Early in the 1990s, small towns and bustling urban sprawls had a glut of video stores, but only one sat atop the hierarchy. Even if a town didn’t have a Blockbuster Video, its inhabitants dreamed of the possibilities held beneath its blue and yellow awning. However, it didn't take long before most video stores were closing down, even the omnipresent Blockbuster.
In 2004, there were around 9,000 Blockbusters across the world. Within 10 years, the only Blockbusters left standing were privately owned, and their tenuous grasp on the heyday of video rental was held by the thread of a licensing agreement. Today, only one Blockbuster remains. With the prevalence of digital streaming options that allow viewers to watch whatever they want (or at least whatever's available) with the click of a button, how is it that there’s a Blockbuster still standing? How is the last Blockbuster still open? How does a niche brick-and-mortar operation thrive in a time when streaming has laid waste to the competition?
The Bend, Oregon Blockbuster Offers A Unique In-Store Experience
Aside from renting DVDs and maybe the occasional (rare) VHS, the Bend, OR, Blockbuster acts as the ultimate tourist attraction. In recent years, there have been Blockbuster-themed pop-up shops in cities like Los Angeles and London, but they were either advertisements or a quick hit of nostalgia. The last Blockbuster manages to give visitors the homesick feeling that comes with wire racks and films arranged by genre, while still turning a profit.
Visitors may be stopping by for a photo opportunity, but once they’ve posted to Instagram, the surge of muscle memory from the '90s directs them inside, where they can sign up for a new account or buy a T-shirt. Local customer Simon Birmingham told NBC, “I'm sad, but I'm happy there's a sole survivor. It has been an icon for my life.”
You've likely experienced “decision paralysis,” the overload in your brain that makes you scroll and scroll and scroll through your Netflix queue until you return to the first choice on offer and give up before watching The Office for the 10th time. It’s not something to be ashamed of; it happens to all of us. The human brain isn’t capable of handling infinite (or at least seemingly infinite) possibilities.
The Blockbuster in Bend doesn’t have its selection online, although a search through its Twitter account shows a collection of new movies - indies, popular favorites, things you expect to see in a video store. One photo shows at least seven DVD copies of 2017’s Lady Bird. The selection looks impressive, but it’s not endless. There are enough movies in the last Blockbuster to entice former mallrats into walking the aisles to pick up a movie and set it down when they find something better. But unlike with Netflix (or whichever streaming service you’re using), at some point, visitors have to make a choice and leave.

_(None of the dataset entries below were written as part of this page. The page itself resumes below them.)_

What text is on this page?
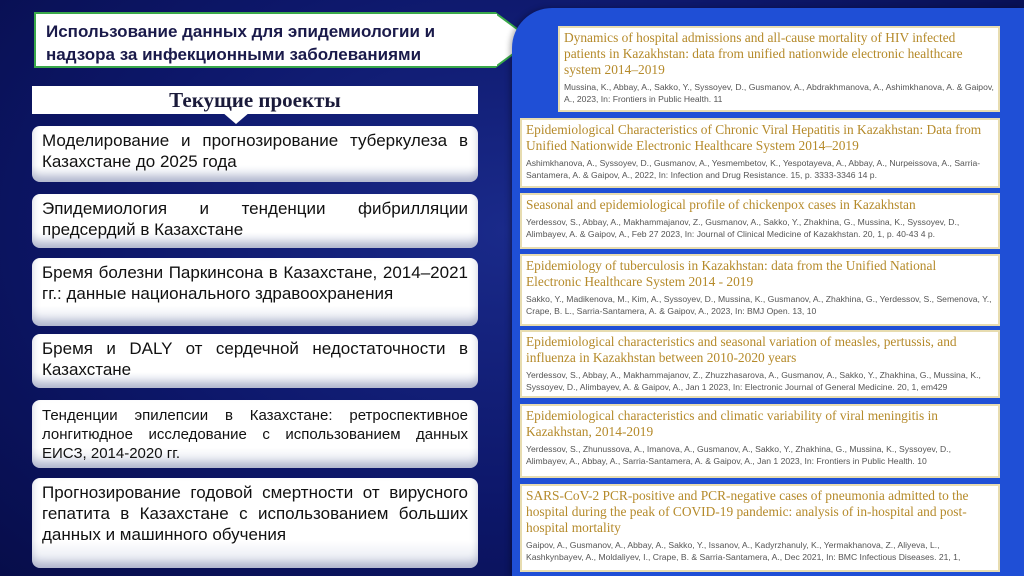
Использование данных для эпидемиологии и надзора за инфекционными заболеваниями
Текущие проекты
Моделирование и прогнозирование туберкулеза в Казахстане до 2025 года
Эпидемиология и тенденции фибрилляции предсердий в Казахстане
Бремя болезни Паркинсона в Казахстане, 2014–2021 гг.: данные национального здравоохранения
Бремя и DALY от сердечной недостаточности в Казахстане
Тенденции эпилепсии в Казахстане: ретроспективное лонгитюдное исследование с использованием данных ЕИСЗ, 2014-2020 гг.
Прогнозирование годовой смертности от вирусного гепатита в Казахстане с использованием больших данных и машинного обучения
Dynamics of hospital admissions and all-cause mortality of HIV infected patients in Kazakhstan: data from unified nationwide electronic healthcare system 2014–2019
Mussina, K., Abbay, A., Sakko, Y., Syssoyev, D., Gusmanov, A., Abdrakhmanova, A., Ashimkhanova, A. & Gaipov, A., 2023, In: Frontiers in Public Health. 11
Epidemiological Characteristics of Chronic Viral Hepatitis in Kazakhstan: Data from Unified Nationwide Electronic Healthcare System 2014–2019
Ashimkhanova, A., Syssoyev, D., Gusmanov, A., Yesmembetov, K., Yespotayeva, A., Abbay, A., Nurpeissova, A., Sarria-Santamera, A. & Gaipov, A., 2022, In: Infection and Drug Resistance. 15, p. 3333-3346 14 p.
Seasonal and epidemiological profile of chickenpox cases in Kazakhstan
Yerdessov, S., Abbay, A., Makhammajanov, Z., Gusmanov, A., Sakko, Y., Zhakhina, G., Mussina, K., Syssoyev, D., Alimbayev, A. & Gaipov, A., Feb 27 2023, In: Journal of Clinical Medicine of Kazakhstan. 20, 1, p. 40-43 4 p.
Epidemiology of tuberculosis in Kazakhstan: data from the Unified National Electronic Healthcare System 2014 - 2019
Sakko, Y., Madikenova, M., Kim, A., Syssoyev, D., Mussina, K., Gusmanov, A., Zhakhina, G., Yerdessov, S., Semenova, Y., Crape, B. L., Sarria-Santamera, A. & Gaipov, A., 2023, In: BMJ Open. 13, 10
Epidemiological characteristics and seasonal variation of measles, pertussis, and influenza in Kazakhstan between 2010-2020 years
Yerdessov, S., Abbay, A., Makhammajanov, Z., Zhuzzhasarova, A., Gusmanov, A., Sakko, Y., Zhakhina, G., Mussina, K., Syssoyev, D., Alimbayev, A. & Gaipov, A., Jan 1 2023, In: Electronic Journal of General Medicine. 20, 1, em429
Epidemiological characteristics and climatic variability of viral meningitis in Kazakhstan, 2014-2019
Yerdessov, S., Zhunussova, A., Imanova, A., Gusmanov, A., Sakko, Y., Zhakhina, G., Mussina, K., Syssoyev, D., Alimbayev, A., Abbay, A., Sarria-Santamera, A. & Gaipov, A., Jan 1 2023, In: Frontiers in Public Health. 10
SARS-CoV-2 PCR-positive and PCR-negative cases of pneumonia admitted to the hospital during the peak of COVID-19 pandemic: analysis of in-hospital and post-hospital mortality
Gaipov, A., Gusmanov, A., Abbay, A., Sakko, Y., Issanov, A., Kadyrzhanuly, K., Yermakhanova, Z., Aliyeva, L., Kashkynbayev, A., Moldaliyev, I., Crape, B. & Sarria-Santamera, A., Dec 2021, In: BMC Infectious Diseases. 21, 1,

Renting a movie from the last Blockbuster is something done at the end of a long day at work, or in the middle of a rainy weekend when you want nothing more than to sit inside and watch flick after flick. Video rental stores have always been about more than movies. What Bend’s Blockbuster does that streaming services can’t is give its visitors a chance to speak to an actual person. The last Blockbuster has a full staff that can offer suggestions and help guide curious newbies who have never physically rented a film before. Laura Parker, a customer at the Bend Blockbuster, told KGW8:
Bend is kind of a special place because we really value human interaction. You're on your phone all the time, or on your device or on your computer all the time, and I think that the other experience, it feels more intuitive.
There's A Practical Angle, Too
The ability to rent physical media is only a part of why the last Blockbuster is still up and running. A major factor in the rental store’s longevity is that the greater Bend area is a collection of small communities, many of which don’t have the kind of high-speed internet capabilities that allow for streaming an entire film, let alone binge-watching a season of Stranger Things.
With a three-hour drive through a national park looming over anyone who wants to make a trip to Portland, the next-largest city in the area, it’s clear that Bend is the hub at the center of a deeply loyal local community. While it’s likely that some of Bend’s citizens make it a point to shop - and rent - local, the last Blockbuster also allows people who either don’t have the internet or don’t want to pay outsized streaming fees a chance to see films that would never appear in their local theater.
While nostalgia and the soothing lack of choice may play a hand in keeping the last Blockbuster alive, a major factor in the store’s ongoing operation is the store’s owner, Ken Tisher, who owns part of the building that Blockbuster calls home. This isn’t some Machiavellian attempt to take over Bend; it’s simply what has to be done to keep the Blockbuster going.
Bend's Blockbuster isn't just a place to rent movies or grab a photo opportunity. As the one thriving rental store in the area, it's a place where locals can go to discover something new, or find an old favorite that isn't online. The last Blockbuster is a centerpiece of the community, which makes its local ownership all the more important.